Feeling hot, hot, hot: UK revises heatwave threshold

Figures and maps show more areas in south-east England and Midlands exposed to heatwave conditions



Reuters
Reuters

By Prasun Sonwalkar

Published: Tue 29 Mar 2022, 4:11 PM

Last updated: Tue 29 Mar 2022, 4:12 PM

Heatwaves are common in several equatorial countries, less so in the temperate British climate, but climate change and rising temperatures prompted the Met Office on Tuesday to revise the threshold before a heatwave is declared.

A heatwave is described as an extended period of hot weather relative to the expected conditions of the area at that time of year, which may be accompanied by high humidity.

In August 2003, the UK experienced heatwave conditions lasting 10 days and resulting in 2,000 deaths. A record maximum temperature of 38.5 °C was recorded at Faversham in Kent.

As Britain prepares for summer this year, figures and maps show more areas in south-east England and the Midlands exposed to heatwave conditions since the early 1960s.

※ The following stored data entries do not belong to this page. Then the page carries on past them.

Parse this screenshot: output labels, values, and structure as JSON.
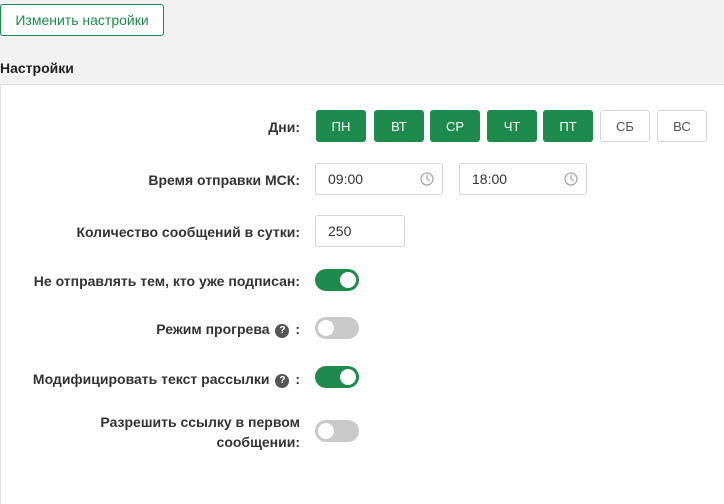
{
  "header": {
    "change_settings_label": "Изменить настройки",
    "section_title": "Настройки"
  },
  "days": {
    "label": "Дни:",
    "items": [
      {
        "label": "ПН",
        "active": true
      },
      {
        "label": "ВТ",
        "active": true
      },
      {
        "label": "СР",
        "active": true
      },
      {
        "label": "ЧТ",
        "active": true
      },
      {
        "label": "ПТ",
        "active": true
      },
      {
        "label": "СБ",
        "active": false
      },
      {
        "label": "ВС",
        "active": false
      }
    ]
  },
  "send_time": {
    "label": "Время отправки МСК:",
    "from_value": "09:00",
    "to_value": "18:00"
  },
  "messages_per_day": {
    "label": "Количество сообщений в сутки:",
    "value": "250"
  },
  "toggles": {
    "skip_subscribed": {
      "label": "Не отправлять тем, кто уже подписан:",
      "enabled": true
    },
    "warmup_mode": {
      "label": "Режим прогрева",
      "suffix": ":",
      "enabled": false
    },
    "modify_text": {
      "label": "Модифицировать текст рассылки",
      "suffix": ":",
      "enabled": true
    },
    "allow_link": {
      "label": "Разрешить ссылку в первом сообщении:",
      "enabled": false
    }
  },
  "help_glyph": "?",
  "colors": {
    "accent": "#1e8a4c",
    "toggle_off": "#c9c9c9"
  }
}
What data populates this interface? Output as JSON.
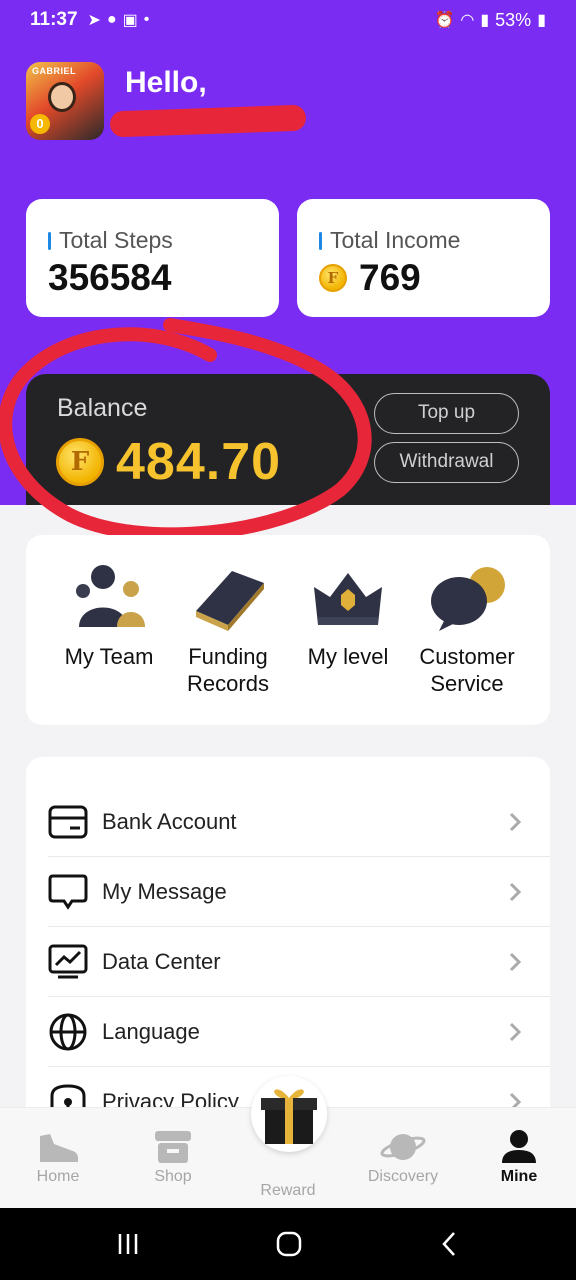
{
  "status_bar": {
    "time": "11:37",
    "battery": "53%"
  },
  "header": {
    "greeting": "Hello,",
    "avatar_caption": "GABRIEL",
    "avatar_level": "0"
  },
  "stats": {
    "steps_label": "Total Steps",
    "steps_value": "356584",
    "income_label": "Total Income",
    "income_value": "769"
  },
  "balance": {
    "label": "Balance",
    "value": "484.70",
    "coin_letter": "F",
    "top_up_label": "Top up",
    "withdrawal_label": "Withdrawal"
  },
  "actions": [
    {
      "label_line1": "My Team",
      "label_line2": ""
    },
    {
      "label_line1": "Funding",
      "label_line2": "Records"
    },
    {
      "label_line1": "My level",
      "label_line2": ""
    },
    {
      "label_line1": "Customer",
      "label_line2": "Service"
    }
  ],
  "menu": [
    {
      "label": "Bank Account",
      "icon": "bank-card-icon"
    },
    {
      "label": "My Message",
      "icon": "message-icon"
    },
    {
      "label": "Data Center",
      "icon": "data-chart-icon"
    },
    {
      "label": "Language",
      "icon": "globe-icon"
    },
    {
      "label": "Privacy Policy",
      "icon": "lock-icon"
    }
  ],
  "bottom_nav": [
    {
      "label": "Home",
      "icon": "shoe-icon",
      "active": false
    },
    {
      "label": "Shop",
      "icon": "store-icon",
      "active": false
    },
    {
      "label": "Reward",
      "icon": "gift-icon",
      "active": false
    },
    {
      "label": "Discovery",
      "icon": "planet-icon",
      "active": false
    },
    {
      "label": "Mine",
      "icon": "user-icon",
      "active": true
    }
  ],
  "colors": {
    "header_purple": "#7b2cf2",
    "balance_gold": "#f6c22d",
    "annotation_red": "#e8263a"
  }
}
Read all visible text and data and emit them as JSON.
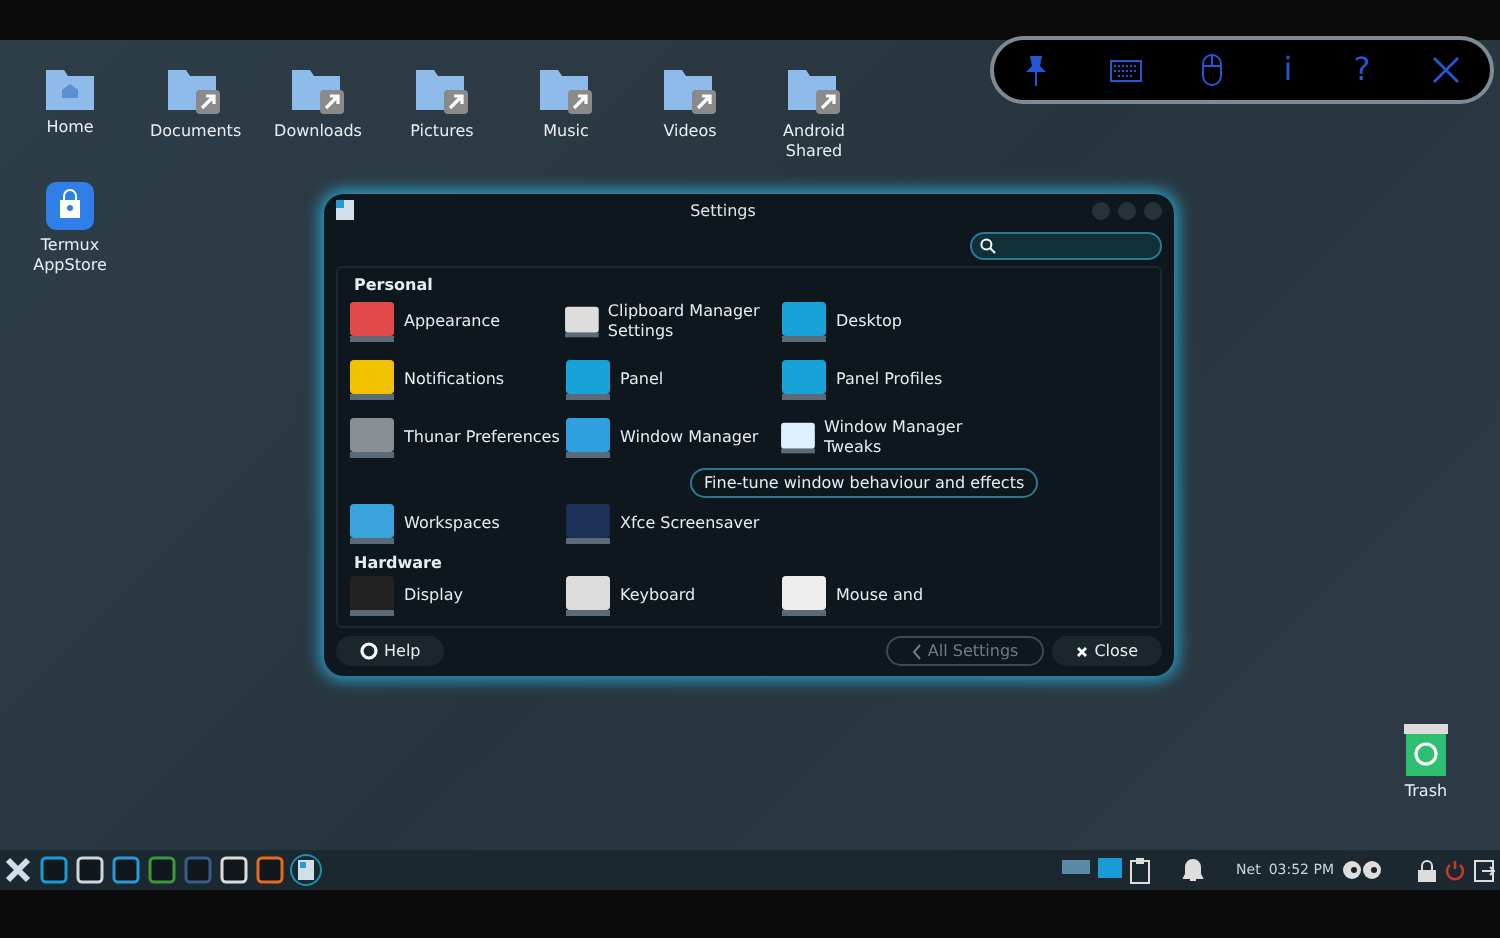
{
  "toolbar": {
    "info_label": "i",
    "help_label": "?"
  },
  "desktop_icons": [
    {
      "label": "Home",
      "kind": "home"
    },
    {
      "label": "Documents",
      "kind": "link"
    },
    {
      "label": "Downloads",
      "kind": "link"
    },
    {
      "label": "Pictures",
      "kind": "link"
    },
    {
      "label": "Music",
      "kind": "link"
    },
    {
      "label": "Videos",
      "kind": "link"
    },
    {
      "label": "Android Shared",
      "kind": "link"
    },
    {
      "label": "Termux AppStore",
      "kind": "store"
    }
  ],
  "trash": {
    "label": "Trash"
  },
  "settings_window": {
    "title": "Settings",
    "sections": [
      {
        "title": "Personal",
        "items": [
          {
            "label": "Appearance"
          },
          {
            "label": "Clipboard Manager Settings"
          },
          {
            "label": "Desktop"
          },
          {
            "label": "Notifications"
          },
          {
            "label": "Panel"
          },
          {
            "label": "Panel Profiles"
          },
          {
            "label": "Thunar Preferences"
          },
          {
            "label": "Window Manager"
          },
          {
            "label": "Window Manager Tweaks"
          },
          {
            "label": "Workspaces"
          },
          {
            "label": "Xfce Screensaver"
          }
        ]
      },
      {
        "title": "Hardware",
        "items": [
          {
            "label": "Display"
          },
          {
            "label": "Keyboard"
          },
          {
            "label": "Mouse and"
          }
        ]
      }
    ],
    "tooltip": "Fine-tune window behaviour and effects",
    "help_button": "Help",
    "all_settings_button": {
      "label": "All Settings",
      "disabled": true
    },
    "close_button": "Close"
  },
  "taskbar": {
    "net_label": "Net",
    "clock": "03:52 PM"
  }
}
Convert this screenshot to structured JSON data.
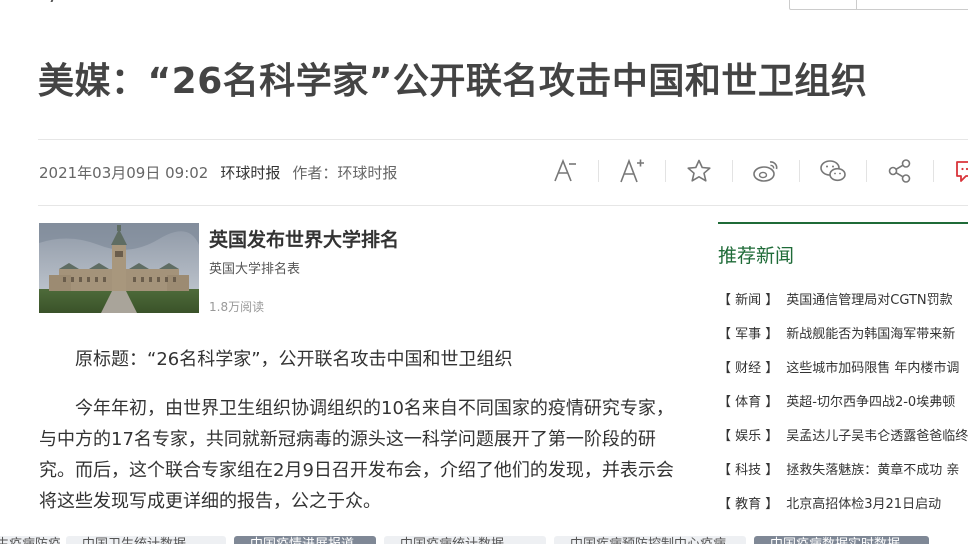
{
  "headline": "美媒：“26名科学家”公开联名攻击中国和世卫组织",
  "meta": {
    "datetime": "2021年03月09日 09:02",
    "source": "环球时报",
    "author": "作者：环球时报"
  },
  "toolbar": {
    "icons": [
      "font-decrease-icon",
      "font-increase-icon",
      "star-icon",
      "weibo-icon",
      "wechat-icon",
      "share-icon",
      "comment-icon"
    ]
  },
  "ad": {
    "title": "英国发布世界大学排名",
    "subtitle": "英国大学排名表",
    "views": "1.8万阅读"
  },
  "article": {
    "paragraphs": [
      "原标题：“26名科学家”，公开联名攻击中国和世卫组织",
      "今年年初，由世界卫生组织协调组织的10名来自不同国家的疫情研究专家，与中方的17名专家，共同就新冠病毒的源头这一科学问题展开了第一阶段的研究。而后，这个联合专家组在2月9日召开发布会，介绍了他们的发现，并表示会将这些发现写成更详细的报告，公之于众。"
    ]
  },
  "sidebar": {
    "heading": "推荐新闻",
    "items": [
      {
        "category": "【 新闻 】",
        "title": "英国通信管理局对CGTN罚款"
      },
      {
        "category": "【 军事 】",
        "title": "新战舰能否为韩国海军带来新"
      },
      {
        "category": "【 财经 】",
        "title": "这些城市加码限售 年内楼市调"
      },
      {
        "category": "【 体育 】",
        "title": "英超-切尔西争四战2-0埃弗顿"
      },
      {
        "category": "【 娱乐 】",
        "title": "吴孟达儿子吴韦仑透露爸爸临终"
      },
      {
        "category": "【 科技 】",
        "title": "拯救失落魅族：黄章不成功 亲"
      },
      {
        "category": "【 教育 】",
        "title": "北京高招体检3月21日启动"
      }
    ]
  },
  "tagbar": {
    "tags": [
      "生疫病防疫情",
      "中国卫生统计数据",
      "中国疫情进展报道",
      "中国疫病统计数据",
      "中国疾病预防控制中心疫病",
      "中国疫病数据实时数据"
    ]
  },
  "colors": {
    "accent_green": "#1f6b38",
    "comment_red": "#d9343a"
  }
}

The Met Office said warming across the country has not been even with some regions experiencing more rapid change than others, with heatwave thresholds in eight counties in a band from Surrey to east Yorkshire changing.

The original heatwave thresholds were based on a reference climate period for 1981-2010. Under the most recent 1991-2020 climate averaging period introduced in January this year, six counties are moving from a 27°C threshold to 28°C, one from 26 to 27°C, and one from 25 to 26°C.

The UK experiences occasional heatwaves but of a lesser frequency and intensity of those seen elsewhere globally.

The summer of 2018 was the equal-warmest summer for the UK along with 2006, 2003 and 1976. The hottest day of the summer was on 27 July, with 35.6 °C recorded at Felsham, Suffolk. In July 2006, similar conditions occurred breaking records and resulting in the warmest month on record in the UK.

In the summer of 2019, the 2003 maximum temperature record was broken at Cambridge University Botanic Garden on 25 July, with 38.7 °C.

Mark McCarthy of the Met Office: “Climate statistics over time reveal an undeniable warming trend for the UK. Temperature rise has been greatest across parts of central and eastern England where they have increased by more than 1.0°C in some locations, while further north areas of Scotland and Northern Ireland have seen temperatures rise by closer to 0.7°C.”

Counties changing from a 27C to a 28C threshold: Surrey, Berkshire, Buckinghamshire, Bedfordshire, Hertfordshire, Cambridgeshire; counties changing from a 26C to a 27C threshold:

Lincolnshire; counties changing from a 25C to a 26C threshold: East Riding of Yorkshire.

McCarthy added: “Although heatwaves are extreme weather events research shows that climate change is making these events more likely. A scientific study by the Met Office into the Summer 2018 heatwave in the UK showed that it was 30 times more likely to occur now than in 1750 because of the higher concentration of carbon dioxide (a greenhouse gas) in the atmosphere”.

“As greenhouse gas concentrations increase heatwaves of similar intensity are projected to become even more frequent, perhaps occurring as regularly as every other year,” he said.